Weiße Zähne, frischer Atem, gesünderes Zahnfleisch; dem Ritual des Ölziehens werden viele positive Effekte nachgesagt. Es soll obendrein entgiftend wirken, Kopfschmerzen mildern und sogar Herz-, Kreislaufprobleme lindern. Wissenschaftlich belegt ist davon allerdings nichts. Trotzdem ist die uralte, ayurvedische Methode, bei der ein Esslöffel Sesam-, Oliven-, Kokos- oder Sonnenblumenöl für 10 bis 15 Minuten durch die Zähne gezogen und dann ausgespuckt wird, seit letztem Sommer im wahrsten Sinne des Wortes wieder in aller Munde.
Bei solch vielversprechenden Aussichten musste ich Ölziehen natürlich ausprobieren. Das einzige Öl, das ich für den ersten Versuch zuhause hatte, war allerdings leider die kaltgepresste Olivenvariante, die gerade am Morgen für einen cornflakesverwöhnten Gaumen eine echte Herausforderung darstellt. Nach fünf Minuten musste ich die Spontanaktion abbrechen und doppelt so lang Zähne putzen wie sonst. Doch die Aussicht auf ein strahlend weißes Lächeln ganz ohne Chemie motivierte mich dazu, das Experiment mindestens zwei Wochen lang durchzuziehen.

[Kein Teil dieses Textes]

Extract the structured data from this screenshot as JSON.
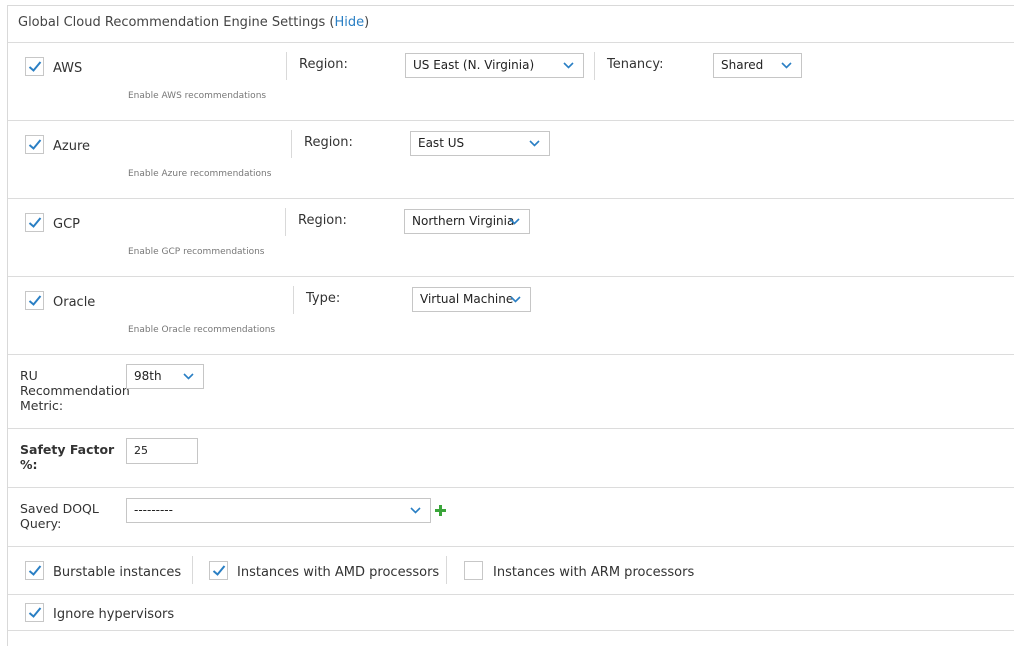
{
  "header": {
    "title": "Global Cloud Recommendation Engine Settings",
    "open_paren": "(",
    "hide_link": "Hide",
    "close_paren": ")"
  },
  "providers": [
    {
      "name": "AWS",
      "checked": true,
      "sub": "Enable AWS recommendations",
      "region_label": "Region:",
      "region_value": "US East (N. Virginia)",
      "tenancy_label": "Tenancy:",
      "tenancy_value": "Shared"
    },
    {
      "name": "Azure",
      "checked": true,
      "sub": "Enable Azure recommendations",
      "region_label": "Region:",
      "region_value": "East US"
    },
    {
      "name": "GCP",
      "checked": true,
      "sub": "Enable GCP recommendations",
      "region_label": "Region:",
      "region_value": "Northern Virginia"
    },
    {
      "name": "Oracle",
      "checked": true,
      "sub": "Enable Oracle recommendations",
      "type_label": "Type:",
      "type_value": "Virtual Machine"
    }
  ],
  "ru_metric": {
    "label_1": "RU",
    "label_2": "Recommendation",
    "label_3": "Metric:",
    "value": "98th"
  },
  "safety_factor": {
    "label_1": "Safety Factor",
    "label_2": "%:",
    "value": "25"
  },
  "doql": {
    "label_1": "Saved DOQL",
    "label_2": "Query:",
    "value": "---------"
  },
  "options": [
    {
      "label": "Burstable instances",
      "checked": true
    },
    {
      "label": "Instances with AMD processors",
      "checked": true
    },
    {
      "label": "Instances with ARM processors",
      "checked": false
    },
    {
      "label": "Ignore hypervisors",
      "checked": true
    }
  ],
  "colors": {
    "accent": "#2a7fc4",
    "check": "#2a7fc4",
    "plus": "#3aa53a",
    "border": "#d9d9d9"
  }
}
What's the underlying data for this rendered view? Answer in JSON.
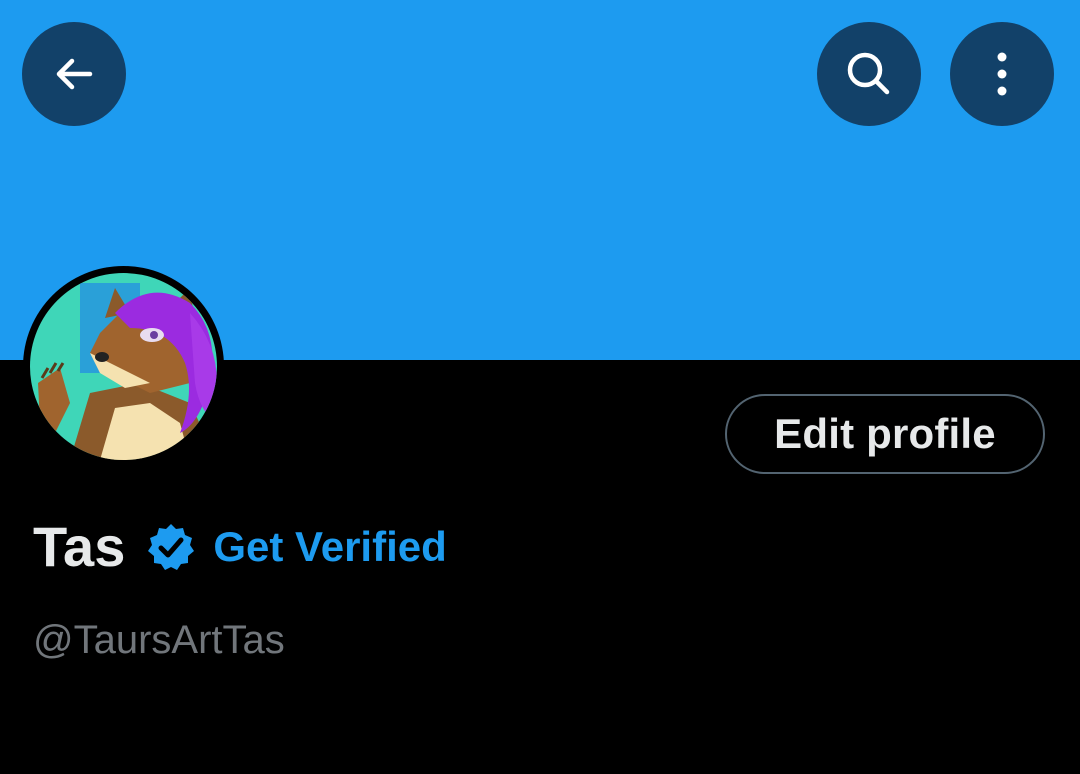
{
  "header": {
    "back_icon": "arrow-left-icon",
    "search_icon": "search-icon",
    "more_icon": "more-vertical-icon",
    "banner_color": "#1d9bf0"
  },
  "profile": {
    "display_name": "Tas",
    "verified_icon": "verified-badge-icon",
    "get_verified_label": "Get Verified",
    "handle": "@TaursArtTas",
    "edit_profile_label": "Edit profile",
    "avatar": "avatar-image"
  },
  "colors": {
    "accent": "#1d9bf0",
    "text_primary": "#e7e9ea",
    "text_secondary": "#71767b",
    "background": "#000000"
  }
}
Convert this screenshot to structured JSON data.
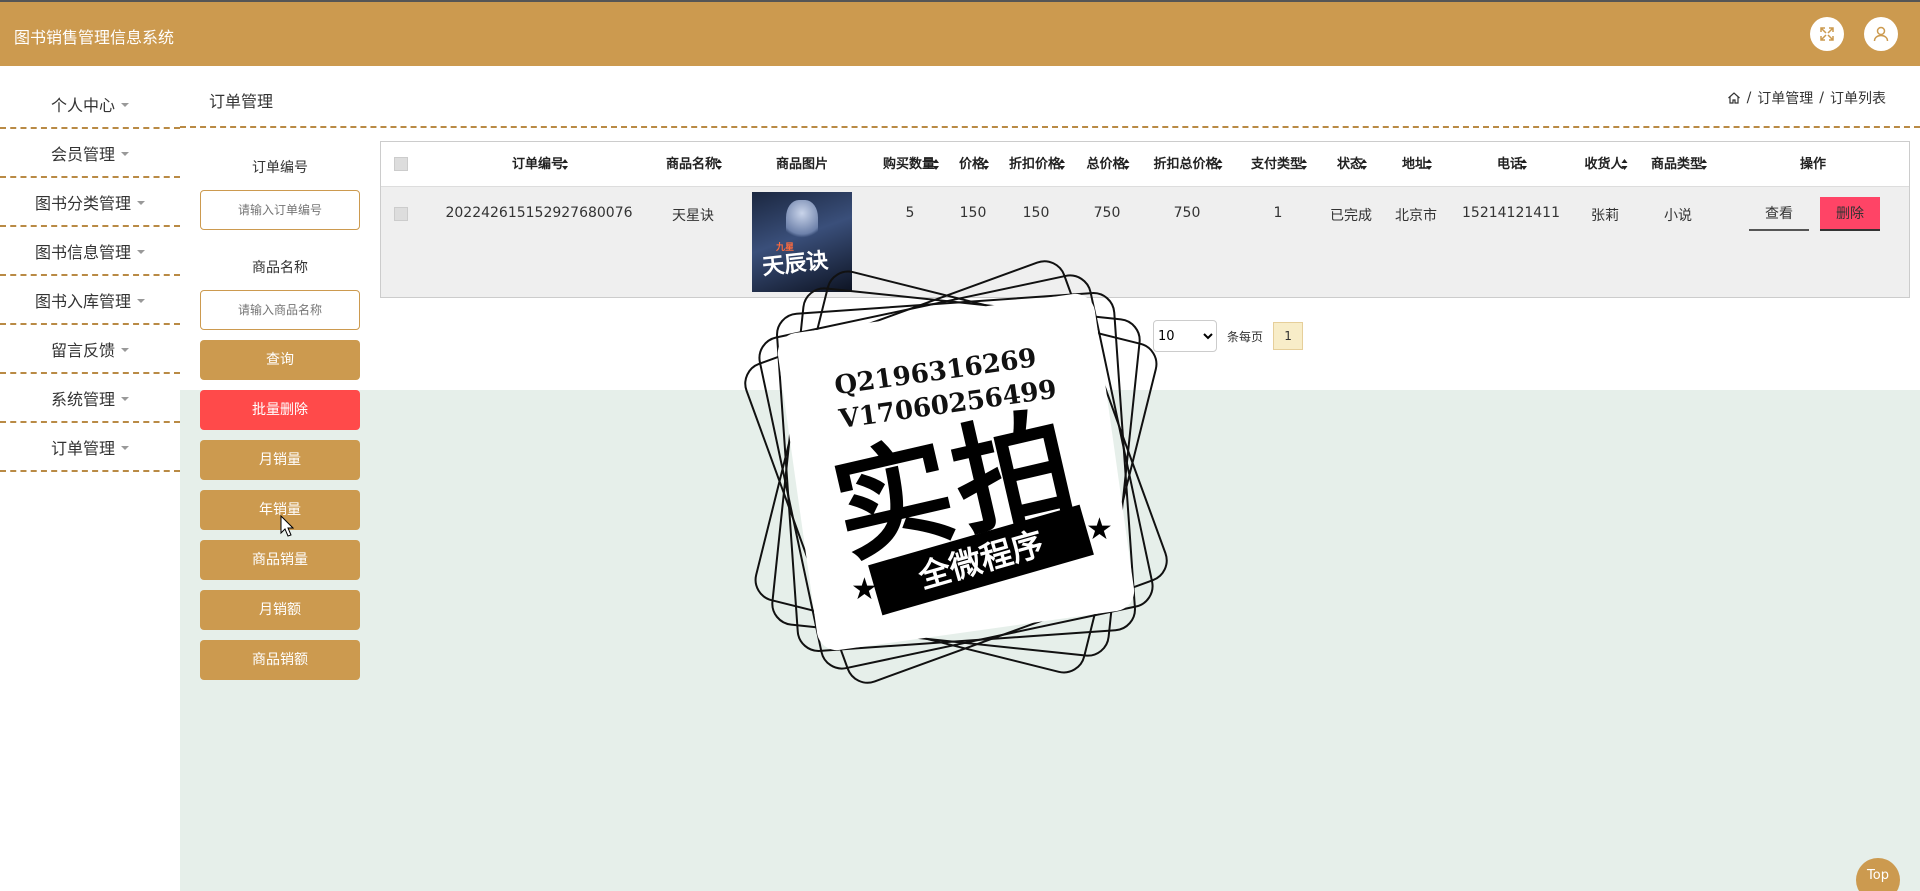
{
  "header": {
    "title": "图书销售管理信息系统",
    "fullscreen_icon": "fullscreen-icon",
    "user_icon": "user-icon"
  },
  "sidebar": {
    "items": [
      {
        "label": "个人中心"
      },
      {
        "label": "会员管理"
      },
      {
        "label": "图书分类管理"
      },
      {
        "label": "图书信息管理"
      },
      {
        "label": "图书入库管理"
      },
      {
        "label": "留言反馈"
      },
      {
        "label": "系统管理"
      },
      {
        "label": "订单管理"
      }
    ]
  },
  "page": {
    "title": "订单管理",
    "breadcrumb": [
      "订单管理",
      "订单列表"
    ]
  },
  "filter": {
    "order_no_label": "订单编号",
    "order_no_placeholder": "请输入订单编号",
    "product_label": "商品名称",
    "product_placeholder": "请输入商品名称",
    "buttons": [
      "查询",
      "批量删除",
      "月销量",
      "年销量",
      "商品销量",
      "月销额",
      "商品销额"
    ]
  },
  "table": {
    "headers": [
      "订单编号",
      "商品名称",
      "商品图片",
      "购买数量",
      "价格",
      "折扣价格",
      "总价格",
      "折扣总价格",
      "支付类型",
      "状态",
      "地址",
      "电话",
      "收货人",
      "商品类型",
      "操作"
    ],
    "rows": [
      {
        "order_no": "202242615152927680076",
        "product": "天星诀",
        "cover_title": "天辰诀",
        "cover_sub": "九星",
        "quantity": "5",
        "price": "150",
        "discount_price": "150",
        "total": "750",
        "discount_total": "750",
        "pay_type": "1",
        "status": "已完成",
        "address": "北京市",
        "phone": "15214121411",
        "receiver": "张莉",
        "category": "小说",
        "view_label": "查看",
        "delete_label": "删除"
      }
    ]
  },
  "pagination": {
    "page_size": "10",
    "page_size_options": [
      "10"
    ],
    "per_page_label": "条每页",
    "current_page": "1"
  },
  "watermark": {
    "line1": "Q2196316269",
    "line2": "V17060256499",
    "big": "实拍",
    "ribbon": "全微程序"
  },
  "top_button": "Top"
}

Um das Ganze schon mal geschmacklich reizvoller zu gestalten, habe ich mir für die Fortsetzung im Reformhaus Kokosöl besorgt. Und siehe da, das Ölziehen wurde beim zweiten Versuch schon minimal angenehmer. An die fettige Konsistenz hatte ich mich nach drei weiteren Tagen gewöhnt, bis ich mich plötzlich sogar auf den Esslöffel am Morgen gefreut habe. Das lag aber nicht am neuen Hollywood-reifen Strahlegrinsen, sondern an dem Ritual selbst. Das Ölziehen selbst versetzt mich am Morgen nämlich tatsächlich in einen so entspannten Zustand, wie es bisher nur Meditation geschafft hat.
Aus irgendeinem Grund konnte ich die Achtsamkeits- und Konzentrationsübungen aber nie so gut in meinen Alltag integrieren. Deswegen bringt mich nun Ölziehen am Morgen zum Zen, denn während ich die Flüssigkeit langsam zwischen Wange und Wange hin und her bewege, sie an meinen Zähnen und meiner Zunge entlang gleitet, komme ich tatsächlich für eine viertel Stunde zur Ruhe. Den positiven Einfluss auf meine Mundhygiene nehme ich gerne in Kauf.